I’m stretching the science end of things here to include some historical data. In chapter 8, Volf looks at the works of Kierkegaard, Nietzsche, and Freud on the topic of forgetting. The chapter is interesting but I’m going to skip blogging on Kierkegaard and Nietzsche and only make a small comment on Freud. Volf argues that Freud never saw forgetting as always having a deleterious impact on mental health. We know that Freud believed that bringing repressed memories to the surface so as to release pent up energy. But did you know that he also talked about removing or erasing memory? Volf recounts one of Freud’s cases (Emmy von N.) in Studies on Hysteria where he says the following:
…and I made it impossible for her to see any of these melancholy things again, and not only by wiping out her memories of them in their plastic form, but by removing her whole recollection of them, as though they have never been present in her mind. (Volf, p154).

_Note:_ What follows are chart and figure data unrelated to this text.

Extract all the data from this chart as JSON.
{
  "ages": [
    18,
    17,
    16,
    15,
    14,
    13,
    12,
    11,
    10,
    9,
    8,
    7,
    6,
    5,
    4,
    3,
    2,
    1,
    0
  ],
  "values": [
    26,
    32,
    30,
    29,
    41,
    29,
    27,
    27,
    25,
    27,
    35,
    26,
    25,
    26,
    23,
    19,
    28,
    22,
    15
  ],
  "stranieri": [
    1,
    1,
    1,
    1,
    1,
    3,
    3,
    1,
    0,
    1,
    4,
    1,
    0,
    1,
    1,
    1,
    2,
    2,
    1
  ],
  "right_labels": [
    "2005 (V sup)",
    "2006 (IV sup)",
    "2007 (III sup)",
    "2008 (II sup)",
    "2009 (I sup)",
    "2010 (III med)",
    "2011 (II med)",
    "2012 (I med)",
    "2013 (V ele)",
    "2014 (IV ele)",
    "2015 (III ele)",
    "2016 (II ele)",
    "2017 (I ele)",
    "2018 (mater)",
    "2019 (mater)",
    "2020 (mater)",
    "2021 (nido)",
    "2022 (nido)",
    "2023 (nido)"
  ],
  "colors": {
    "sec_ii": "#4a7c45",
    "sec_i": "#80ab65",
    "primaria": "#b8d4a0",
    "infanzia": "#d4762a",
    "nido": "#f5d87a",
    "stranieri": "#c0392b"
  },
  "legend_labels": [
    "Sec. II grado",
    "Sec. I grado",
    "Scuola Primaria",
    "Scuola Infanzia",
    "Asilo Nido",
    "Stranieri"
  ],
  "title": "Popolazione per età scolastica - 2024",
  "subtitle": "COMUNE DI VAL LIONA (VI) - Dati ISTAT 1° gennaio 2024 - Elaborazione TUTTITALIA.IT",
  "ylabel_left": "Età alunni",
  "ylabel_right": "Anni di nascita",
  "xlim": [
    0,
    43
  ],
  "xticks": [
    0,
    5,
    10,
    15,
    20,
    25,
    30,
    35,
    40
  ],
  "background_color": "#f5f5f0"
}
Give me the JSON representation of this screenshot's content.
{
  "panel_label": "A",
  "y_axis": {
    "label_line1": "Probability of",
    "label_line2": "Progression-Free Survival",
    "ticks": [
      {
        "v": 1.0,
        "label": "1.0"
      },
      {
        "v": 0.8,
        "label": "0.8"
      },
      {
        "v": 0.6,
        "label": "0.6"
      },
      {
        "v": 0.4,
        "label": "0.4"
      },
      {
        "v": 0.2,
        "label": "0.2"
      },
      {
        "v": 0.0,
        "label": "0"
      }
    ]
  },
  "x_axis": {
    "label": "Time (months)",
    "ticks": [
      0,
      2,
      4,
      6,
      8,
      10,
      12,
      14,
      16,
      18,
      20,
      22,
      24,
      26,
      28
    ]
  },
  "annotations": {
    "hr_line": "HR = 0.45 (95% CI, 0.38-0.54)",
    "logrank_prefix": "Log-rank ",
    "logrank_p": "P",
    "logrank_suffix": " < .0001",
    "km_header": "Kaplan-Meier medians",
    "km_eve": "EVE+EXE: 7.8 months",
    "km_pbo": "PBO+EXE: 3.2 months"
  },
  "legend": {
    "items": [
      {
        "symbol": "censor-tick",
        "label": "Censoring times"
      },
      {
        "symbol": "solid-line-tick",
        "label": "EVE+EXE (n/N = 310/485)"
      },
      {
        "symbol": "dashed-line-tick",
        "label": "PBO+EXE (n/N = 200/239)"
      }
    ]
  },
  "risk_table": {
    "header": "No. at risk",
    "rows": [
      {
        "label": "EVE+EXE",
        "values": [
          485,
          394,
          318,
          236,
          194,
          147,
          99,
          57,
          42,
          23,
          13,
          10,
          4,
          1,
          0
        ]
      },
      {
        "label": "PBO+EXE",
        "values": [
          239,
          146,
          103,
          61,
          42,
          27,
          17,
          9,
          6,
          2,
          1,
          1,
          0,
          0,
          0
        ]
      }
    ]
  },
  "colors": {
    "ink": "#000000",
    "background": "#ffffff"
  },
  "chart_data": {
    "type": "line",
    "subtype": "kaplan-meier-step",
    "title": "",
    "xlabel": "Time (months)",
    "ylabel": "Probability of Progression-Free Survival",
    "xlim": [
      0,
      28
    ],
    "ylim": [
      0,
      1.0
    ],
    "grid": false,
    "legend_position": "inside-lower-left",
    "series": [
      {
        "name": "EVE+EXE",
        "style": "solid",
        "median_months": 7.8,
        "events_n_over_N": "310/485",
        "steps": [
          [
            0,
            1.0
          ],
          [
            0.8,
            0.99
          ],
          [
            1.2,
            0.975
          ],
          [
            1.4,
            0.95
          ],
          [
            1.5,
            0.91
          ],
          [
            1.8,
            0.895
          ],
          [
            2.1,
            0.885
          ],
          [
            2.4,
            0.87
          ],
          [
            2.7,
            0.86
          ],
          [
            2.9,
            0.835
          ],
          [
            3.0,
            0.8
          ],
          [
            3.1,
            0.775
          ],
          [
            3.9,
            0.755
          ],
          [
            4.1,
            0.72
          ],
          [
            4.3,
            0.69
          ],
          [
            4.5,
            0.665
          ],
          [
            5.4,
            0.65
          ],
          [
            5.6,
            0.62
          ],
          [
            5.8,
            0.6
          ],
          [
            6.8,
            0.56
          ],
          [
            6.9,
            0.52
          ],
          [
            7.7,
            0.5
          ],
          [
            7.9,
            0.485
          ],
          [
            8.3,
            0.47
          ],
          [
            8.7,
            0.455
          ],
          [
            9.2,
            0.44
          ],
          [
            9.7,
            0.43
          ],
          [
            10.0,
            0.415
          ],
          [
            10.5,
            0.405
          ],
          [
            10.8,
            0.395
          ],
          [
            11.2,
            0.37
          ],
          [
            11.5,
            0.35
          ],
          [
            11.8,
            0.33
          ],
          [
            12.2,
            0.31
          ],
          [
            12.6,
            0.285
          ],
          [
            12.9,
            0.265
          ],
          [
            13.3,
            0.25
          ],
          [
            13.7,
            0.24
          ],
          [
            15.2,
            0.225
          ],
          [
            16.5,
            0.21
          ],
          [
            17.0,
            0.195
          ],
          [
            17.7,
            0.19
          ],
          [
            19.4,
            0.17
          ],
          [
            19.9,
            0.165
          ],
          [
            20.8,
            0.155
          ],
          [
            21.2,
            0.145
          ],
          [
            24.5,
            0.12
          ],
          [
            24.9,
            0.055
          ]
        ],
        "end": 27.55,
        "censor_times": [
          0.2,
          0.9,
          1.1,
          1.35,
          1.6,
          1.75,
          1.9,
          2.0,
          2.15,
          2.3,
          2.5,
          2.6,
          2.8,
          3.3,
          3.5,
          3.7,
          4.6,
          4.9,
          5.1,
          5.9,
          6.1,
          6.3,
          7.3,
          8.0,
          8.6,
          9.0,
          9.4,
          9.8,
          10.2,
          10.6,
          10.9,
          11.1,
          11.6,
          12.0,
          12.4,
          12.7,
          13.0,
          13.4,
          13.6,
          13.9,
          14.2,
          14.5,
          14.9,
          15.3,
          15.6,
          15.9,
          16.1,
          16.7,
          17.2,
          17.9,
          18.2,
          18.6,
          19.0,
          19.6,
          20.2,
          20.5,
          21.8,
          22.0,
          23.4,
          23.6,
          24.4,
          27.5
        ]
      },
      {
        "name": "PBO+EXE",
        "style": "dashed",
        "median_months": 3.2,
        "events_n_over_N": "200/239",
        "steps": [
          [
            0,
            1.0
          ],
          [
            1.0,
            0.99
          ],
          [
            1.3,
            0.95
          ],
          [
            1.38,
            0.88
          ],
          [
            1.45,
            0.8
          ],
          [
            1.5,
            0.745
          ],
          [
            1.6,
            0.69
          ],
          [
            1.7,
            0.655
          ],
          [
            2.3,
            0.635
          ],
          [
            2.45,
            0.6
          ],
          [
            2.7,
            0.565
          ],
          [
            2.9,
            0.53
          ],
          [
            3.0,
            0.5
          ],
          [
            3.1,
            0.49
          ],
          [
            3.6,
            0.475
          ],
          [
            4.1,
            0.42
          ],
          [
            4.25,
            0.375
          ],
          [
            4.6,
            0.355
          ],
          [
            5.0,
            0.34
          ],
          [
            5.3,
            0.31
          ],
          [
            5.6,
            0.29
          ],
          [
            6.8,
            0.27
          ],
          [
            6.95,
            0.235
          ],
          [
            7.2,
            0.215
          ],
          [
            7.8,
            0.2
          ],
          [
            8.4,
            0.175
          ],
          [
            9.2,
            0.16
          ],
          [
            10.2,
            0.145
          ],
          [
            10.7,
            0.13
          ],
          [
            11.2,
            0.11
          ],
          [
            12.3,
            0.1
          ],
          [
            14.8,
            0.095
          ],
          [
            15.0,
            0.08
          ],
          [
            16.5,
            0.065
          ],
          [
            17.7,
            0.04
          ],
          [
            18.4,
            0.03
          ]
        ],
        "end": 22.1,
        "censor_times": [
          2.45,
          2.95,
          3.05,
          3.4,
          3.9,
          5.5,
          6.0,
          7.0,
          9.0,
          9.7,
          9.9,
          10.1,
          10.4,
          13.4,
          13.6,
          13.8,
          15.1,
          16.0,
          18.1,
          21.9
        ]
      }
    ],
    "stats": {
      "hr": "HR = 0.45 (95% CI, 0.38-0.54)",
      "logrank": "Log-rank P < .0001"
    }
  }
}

How did he do it you ask? Hypnosis. Later when he abandoned hypnosis, he talked about the fading of memories through something called “effacement.” The idea is that when you “starve” memories by releasing/removing the affect given them, they fade into the misty past. This is not motivated forgetting in order to reduce distress, but the reduction of distress that causes memories to fade.
Makes sense. I forget things every day that have no meaning to me. But nearly hit me on my way to work with your massive SUV and I’ll remember it well. However, since most days I don’t have near misses, I’ll begin to forget…
All well and good, but if the abuse or wrongs suffered are so big or at such a critical time in life, can I ever really forget? Its certainly a lot easier to forget and go back to a “normal” time but much harder to do so if there never was a “normal” time.